Meme culture tends to flourish by breaking expectations. Here, the genuine optimism of the Jet2 voiceover is starkly contrasted with the hard and gritty reality of British vacations. The meme plays on that disparity, turning the familiar into the unfamiliar and therefore humorous once more. One aspect of its popularity is the ubiquity of disappointment. Everyone who's ever taken a holiday is aware that things never work out precisely as planned. The British are masterful at humour in disaster, and the Jet2 meme is only the latest. Timing was everything. By summer 2024, British TikTok had already soaked up nostalgia for pre-2010 pop, Jess Glynne's voice an instant throwback. The ad's ubiquity and the fact that it has been airing, essentially unchanged, for ten years made its sincerity ripe for mocking and strangely reassuring. Few things resonate with UK Millennials and Gen Z so well as poor weather, expensive drinks, and the mutual frustration of failing to get any mobile signal at a crowded airport. The top meme employs exactly these: the grimmiest Benidorm pint, empty hotel bar, or slog up a rain-lashed Welsh hillside, but always punctuated by the triumphant "Nothing beats a Jet2 holiday!"
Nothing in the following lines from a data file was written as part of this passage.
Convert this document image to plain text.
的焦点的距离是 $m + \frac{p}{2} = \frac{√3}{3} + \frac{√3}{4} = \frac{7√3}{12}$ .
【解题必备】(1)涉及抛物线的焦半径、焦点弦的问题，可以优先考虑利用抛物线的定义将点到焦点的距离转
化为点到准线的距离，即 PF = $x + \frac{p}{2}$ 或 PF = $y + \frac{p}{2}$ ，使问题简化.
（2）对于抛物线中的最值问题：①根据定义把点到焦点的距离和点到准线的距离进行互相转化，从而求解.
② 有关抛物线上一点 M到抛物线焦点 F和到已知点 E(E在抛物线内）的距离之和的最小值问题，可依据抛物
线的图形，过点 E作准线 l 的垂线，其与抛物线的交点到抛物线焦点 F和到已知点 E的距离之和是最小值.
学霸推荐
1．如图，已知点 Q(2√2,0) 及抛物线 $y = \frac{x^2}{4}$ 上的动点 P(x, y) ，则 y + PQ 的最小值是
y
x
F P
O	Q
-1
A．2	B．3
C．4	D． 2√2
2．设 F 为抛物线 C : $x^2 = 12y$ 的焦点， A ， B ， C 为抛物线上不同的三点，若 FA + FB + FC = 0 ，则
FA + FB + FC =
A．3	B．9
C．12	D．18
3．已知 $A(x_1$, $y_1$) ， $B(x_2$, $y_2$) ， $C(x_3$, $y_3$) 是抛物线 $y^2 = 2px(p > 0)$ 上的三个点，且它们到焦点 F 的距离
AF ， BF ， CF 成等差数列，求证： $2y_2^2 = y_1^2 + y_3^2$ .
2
But beyond the memes of viral marketing. For many, it has become a window into the British condition: the British holidaymaker's resilience, the friendships formed on postponed trains and baking airport tarmacs, and a reminder that no high-gloss ad ever quite captures the real thing. Even when you're queuing for the coffee machine at work, the holiday lives on." For the time being, at least, the Jet2 meme doesn't appear to be going away. As summer continues, Instagram and TikTok are still filled with new versions. The term has come to be used for hen dos, stag weekends, and even GCSE results. One thing is certain, though: as long as holidays are unpredictable and as long as advertisements are sincere, the disconnect between hope and reality will be there for the net to fill with memes. And, no doubt, to the dulcet tones of Zoe Lister and the unmistakable chorus of Jess Glynne. So the next time your luggage explodes off the airport carousel, your balcony at your hotel overlooks a brick building, or the sky rains buckets on your sole beach day, just grin, spin the lens, and recall: "Nothing beats a Jet2 holiday." Because if you can't have the ideal vacation, you can at least be included in the ideal joke.